Experts on the U.S.-China relationship agreed that a Republican-controlled Congress could make it more difficult for the Biden administration to exercise its approach to China, but they didn’t expect to see policy changes.
The discussion, “Carnegie China Global Dialogue: U.S.-China Relations after the Midterms,” was held Nov. 9, on the morning after the Nov. 8 mid-term election when it was still uncertain if Republicans or Democrats would be in control of the Senate. Paul Haenle of the Carnegie Endowment for International Peace (CEIP) moderated the discussion. CEIP is a think tank that produces analyses focused on geoeconomics, governance, strategy, technology, and international affairs, according to its website.
Haenle holds the Maurice R. Greenberg Director’s Chair at the Carnegie Endowment for International Peace and is a visiting senior research fellow at the East Asian Institute, National University of Singapore. He served as the White House China director on the National Security Council staffs of former presidents George W. Bush and Barack Obama, the CEIP states.
Participants included Yun Sun, senior fellow and co-director of the East Asia Program and director of the China Program at the Stimson Center; Chong Ja Ian, a nonresident scholar at Carnegie China and an associate professor of political science at the National University of Singapore; and Da Wei, director of the Center for International Strategy and Security at Tsinghua University and a professor in the Department of International Relations at Tsinghua University's School of Social Science, according to the CEIP.
Yun Sun said that a bipartisan consensus on China solidified in the past five to six years, so to say Republicans will cause a dramatic change in U.S.-China policy direction is unrealistic.
“Republicans definitely will leave Biden less room on China," Yun Sun said. "He will have less options."
An expected Republican delegation to Taiwan led by Rep. Kevin McCarthy (R-Calif.), should he become Speaker of the House in January, could create more stress in U.S.-China relations, she said.

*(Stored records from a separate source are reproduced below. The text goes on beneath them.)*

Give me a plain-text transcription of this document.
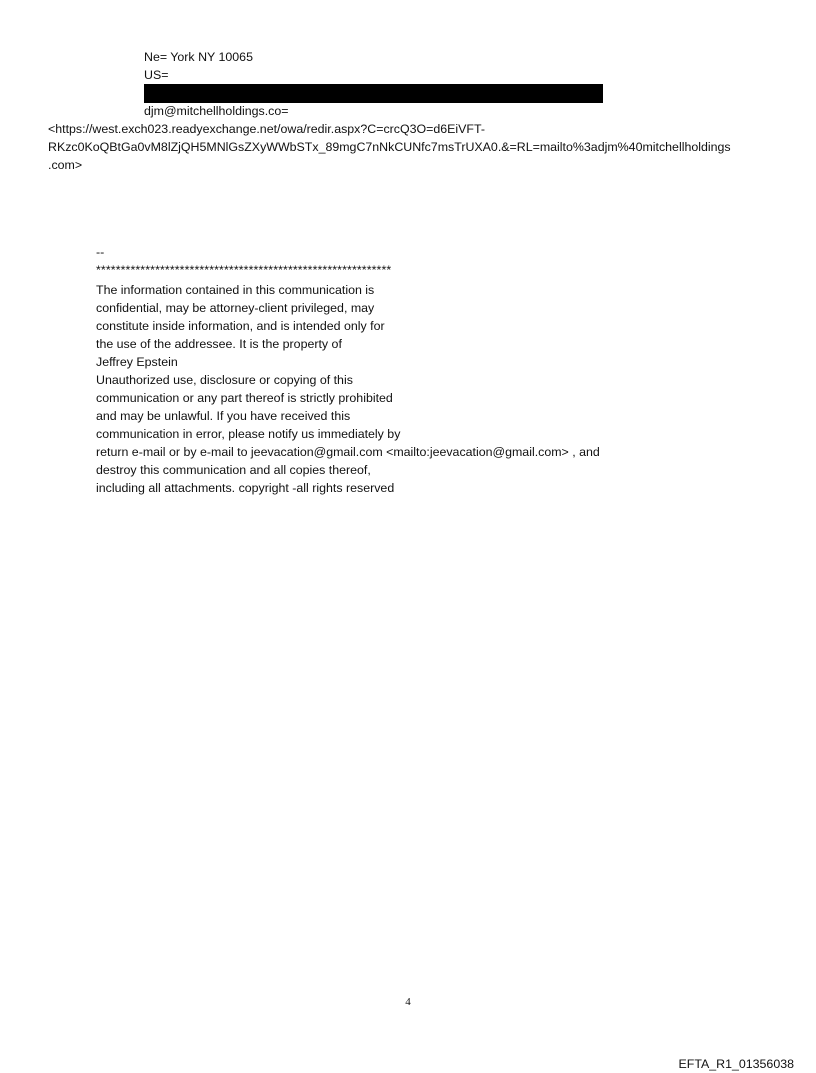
Ne= York NY 10065
US=
djm@mitchellholdings.co=
<https://west.exch023.readyexchange.net/owa/redir.aspx?C=crcQ3O=d6EiVFT-
RKzc0KoQBtGa0vM8lZjQH5MNlGsZXyWWbSTx_89mgC7nNkCUNfc7msTrUXA0.&=RL=mailto%3adjm%40mitchellholdings
.com>
--
************************************************************
The information contained in this communication is
confidential, may be attorney-client privileged, may
constitute inside information, and is intended only for
the use of the addressee. It is the property of
Jeffrey Epstein
Unauthorized use, disclosure or copying of this
communication or any part thereof is strictly prohibited
and may be unlawful. If you have received this
communication in error, please notify us immediately by
return e-mail or by e-mail to jeevacation@gmail.com <mailto:jeevacation@gmail.com> , and
destroy this communication and all copies thereof,
including all attachments. copyright -all rights reserved
4
EFTA_R1_01356038
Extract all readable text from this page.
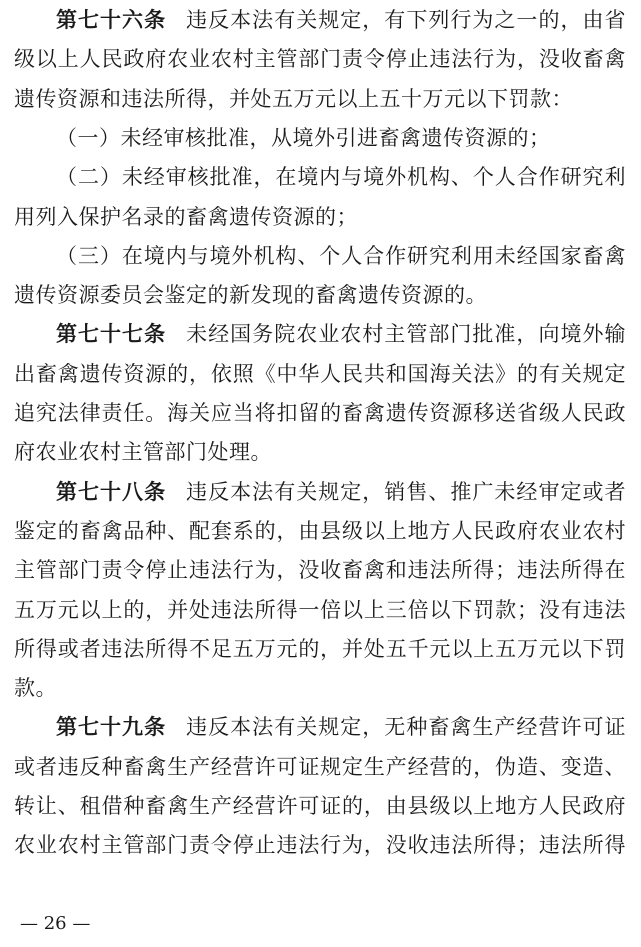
第七十六条 违反本法有关规定，有下列行为之一的，由省
级以上人民政府农业农村主管部门责令停止违法行为，没收畜禽
遗传资源和违法所得，并处五万元以上五十万元以下罚款：
（一）未经审核批准，从境外引进畜禽遗传资源的；
（二）未经审核批准，在境内与境外机构、个人合作研究利
用列入保护名录的畜禽遗传资源的；
（三）在境内与境外机构、个人合作研究利用未经国家畜禽
遗传资源委员会鉴定的新发现的畜禽遗传资源的。
第七十七条 未经国务院农业农村主管部门批准，向境外输
出畜禽遗传资源的，依照《中华人民共和国海关法》的有关规定
追究法律责任。海关应当将扣留的畜禽遗传资源移送省级人民政
府农业农村主管部门处理。
第七十八条 违反本法有关规定，销售、推广未经审定或者
鉴定的畜禽品种、配套系的，由县级以上地方人民政府农业农村
主管部门责令停止违法行为，没收畜禽和违法所得；违法所得在
五万元以上的，并处违法所得一倍以上三倍以下罚款；没有违法
所得或者违法所得不足五万元的，并处五千元以上五万元以下罚
款。
第七十九条 违反本法有关规定，无种畜禽生产经营许可证
或者违反种畜禽生产经营许可证规定生产经营的，伪造、变造、
转让、租借种畜禽生产经营许可证的，由县级以上地方人民政府
农业农村主管部门责令停止违法行为，没收违法所得；违法所得
— 26 —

Chong Ja Ian said he thought the Chinese government putting pressure on the Biden administration over House Speaker Nancy Pelosi’s (D-Calif.) summer visit to Taiwan showed bluntness that wasn’t best with the delicate situations facing the two countries.
Da We said if Republicans control both houses, Biden will be a so-called lame-duck president for the two years left in this term.
“So I think it will be wise to utilize the next two years to try to stabilize the bilateral relations with the United States,” he said.
The differences between the Chinese and U.S. interpretations of what happened at China’s Party Congress this summer are significant, Yun Sun saidand are striking on Hong Kong and the one country-two systems, Taiwan, the external environment that China faces and the disappearance from the Party Congress report of the sections on peace and development, she said.
Chong Ja Ian said reports of the issues are different in D.C. from what’s seen in Beijing.
“The view is that China has been pretty tough over the past five years and increasingly so that trajectory seems likely to continue,” he said.
Da Wei said he was pessimistic about the Taiwan issue. He doesn’t understand why so many of his American colleagues talk about a timetable from Beijing on Taiwan as he’d never heard of one.
Yun Sun said the perception by the United States that a threat of invasion or attack by China on Taiwan is imminent will impact Biden’s policy and will boost U.S.-Taiwan defense ties. Those in turn will be interpreted by Beijing as moves that change the status quo.
But she also believes the war in Ukraine serves as a precedent for China as Russia learned that the results of the war were uncertain and did not end quickly.